As of 2007, around 20.4% of secondary schools in the UK offer Latin (966 schools). This is made up of a somewhat even split of 514 state schools and 452 independent schools. 59.9% of independent schools offer Latin compared to only 12.9% of state schools.

===Other countries===
In Denmark, Sweden, Iceland, Austria, Hungary, North Macedonia, Slovenia, Croatia, Serbia, Bulgaria, and Romania, Latin is studied at high school level as compulsory or optional subject. In Portugal, Latin is also studied. In Finland, Latin is studied at a small minority of high schools.

==Curriculum requirements in North America==

===Canada===
Latin is occasionally provided in a small number of Canadian secondary schools, usually studied as an elective.

===United States===
In the United States, Latin is occasionally taught in high schools and middle schools, usually as an elective or option. There is, however, a growing classical education movement consisting of private schools and home schools that are teaching Latin at the elementary or grammar school level. Latin is often taught in Catholic secondary schools, and in some of them it is a required course. There are two main nation-wide Latin tests in the U.S., the first of which is the Advanced Placement Latin exam. In 2019, 6,083 students took the Advanced Placement Latin exam. For the same exam in 2025, however, the number of test-takers has dropped to 4,336, showing an overall decline in interest of high-level Latin instruction in secondary schools. There is also a National Latin Exam (NLE) administered to students in the U.S. and other countries. More than 149,000 Latin students took the 2007 National Latin Exam. In 2023, the NLE was sat by 98,803 students in 2,848 schools, again supporting the idea that Latin instruction is declining in popularity within the United States.

==Curriculum requirements in South America==

===Chile===
Latin is not a compulsory subject in school, and it is presented as optional in very few secondary schools. However, many universities impart Latin as a compulsory subject for the students of philosophy, Literature, Linguistics, Theology and sometimes Law.

===Venezuela===
In Venezuela Latin is taught as a compulsory subject in the branch of humanities of the bachillerato for two years. Bachillerato is a segment of secondary education similar to American high schools and is divided into two branches: sciences and humanities. Students learn Latin grammar in their first year of study, then construct and translate Latin texts in the second year.

At university level, the University of the Andes offers a degree program for Letras Mención Lengua y Literaturas Clásicas (Classical Languages and Literatures). In this program (the only one of its type in Venezuela), the students learn Latin, Ancient Greek and the literature of both languages for five years. In other Venezuelan universities, Latin is a compulsory subject of the program for Letras (Hispanic Literature) and Educación, mención: Castellano y Literatura (Education of Spanish language and Hispanic Literature).

Latin is also taught in Roman Catholic seminaries.

==Curriculum requirements in Asia==

===Mainland China and Taiwan===

Latin was one of the things which were taught by the Jesuits. A school was established by them for this purpose. A diplomatic delegation found a local who composed a letter in fluent Latin.
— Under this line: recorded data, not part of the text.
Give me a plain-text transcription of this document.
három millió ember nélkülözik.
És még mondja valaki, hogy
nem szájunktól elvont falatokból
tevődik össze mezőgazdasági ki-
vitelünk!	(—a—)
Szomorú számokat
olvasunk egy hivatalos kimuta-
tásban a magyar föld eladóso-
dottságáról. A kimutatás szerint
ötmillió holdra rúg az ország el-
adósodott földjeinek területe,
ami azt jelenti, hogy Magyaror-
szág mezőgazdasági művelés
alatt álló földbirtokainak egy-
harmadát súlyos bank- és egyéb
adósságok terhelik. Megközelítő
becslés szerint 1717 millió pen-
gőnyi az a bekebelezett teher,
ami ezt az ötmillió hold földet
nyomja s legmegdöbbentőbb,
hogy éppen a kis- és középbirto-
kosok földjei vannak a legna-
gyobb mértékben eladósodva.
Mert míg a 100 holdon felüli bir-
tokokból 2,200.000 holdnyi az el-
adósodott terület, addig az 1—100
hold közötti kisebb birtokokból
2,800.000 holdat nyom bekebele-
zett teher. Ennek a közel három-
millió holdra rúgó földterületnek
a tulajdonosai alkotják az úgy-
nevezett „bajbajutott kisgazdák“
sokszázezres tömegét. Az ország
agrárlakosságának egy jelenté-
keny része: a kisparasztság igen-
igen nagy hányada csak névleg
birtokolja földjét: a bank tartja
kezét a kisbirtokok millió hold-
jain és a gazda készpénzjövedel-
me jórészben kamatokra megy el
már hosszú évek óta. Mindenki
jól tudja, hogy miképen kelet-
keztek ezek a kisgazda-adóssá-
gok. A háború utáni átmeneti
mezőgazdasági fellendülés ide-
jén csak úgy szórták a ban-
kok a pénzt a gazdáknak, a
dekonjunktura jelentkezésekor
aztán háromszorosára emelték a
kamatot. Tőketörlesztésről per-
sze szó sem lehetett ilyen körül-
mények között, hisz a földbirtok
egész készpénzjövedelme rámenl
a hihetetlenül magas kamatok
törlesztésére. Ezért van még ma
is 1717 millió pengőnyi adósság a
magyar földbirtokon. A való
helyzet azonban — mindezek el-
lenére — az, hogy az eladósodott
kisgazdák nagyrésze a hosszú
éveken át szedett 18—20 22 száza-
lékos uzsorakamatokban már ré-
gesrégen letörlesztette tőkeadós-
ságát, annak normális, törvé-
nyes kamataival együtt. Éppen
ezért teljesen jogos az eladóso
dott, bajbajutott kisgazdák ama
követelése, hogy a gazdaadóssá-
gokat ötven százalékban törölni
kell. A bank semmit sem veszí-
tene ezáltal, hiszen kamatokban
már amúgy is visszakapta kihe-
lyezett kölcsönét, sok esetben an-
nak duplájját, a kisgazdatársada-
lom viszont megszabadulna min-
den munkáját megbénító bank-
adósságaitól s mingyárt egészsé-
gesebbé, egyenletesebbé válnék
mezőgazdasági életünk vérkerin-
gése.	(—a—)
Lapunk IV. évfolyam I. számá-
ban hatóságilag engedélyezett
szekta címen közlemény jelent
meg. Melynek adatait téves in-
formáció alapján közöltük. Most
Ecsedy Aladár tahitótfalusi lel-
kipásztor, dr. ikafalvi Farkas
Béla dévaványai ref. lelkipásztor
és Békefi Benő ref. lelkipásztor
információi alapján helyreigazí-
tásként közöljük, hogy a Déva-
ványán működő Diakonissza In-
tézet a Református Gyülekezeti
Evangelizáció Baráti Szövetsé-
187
Fewer than five universities are offering a Latin curriculum in Asia.

As a Catholic university, Fu Jen University is the most important school to offer the Latin curriculum in Taiwan. It offers short-term Latin courses with a dormitory in summer vacation and even attracts many students from mainland China.

In China many universities offer Latin courses. At Beijing Foreign Studies University since 2009 there is a Centre for Latin Studies called Latinitas Sinica.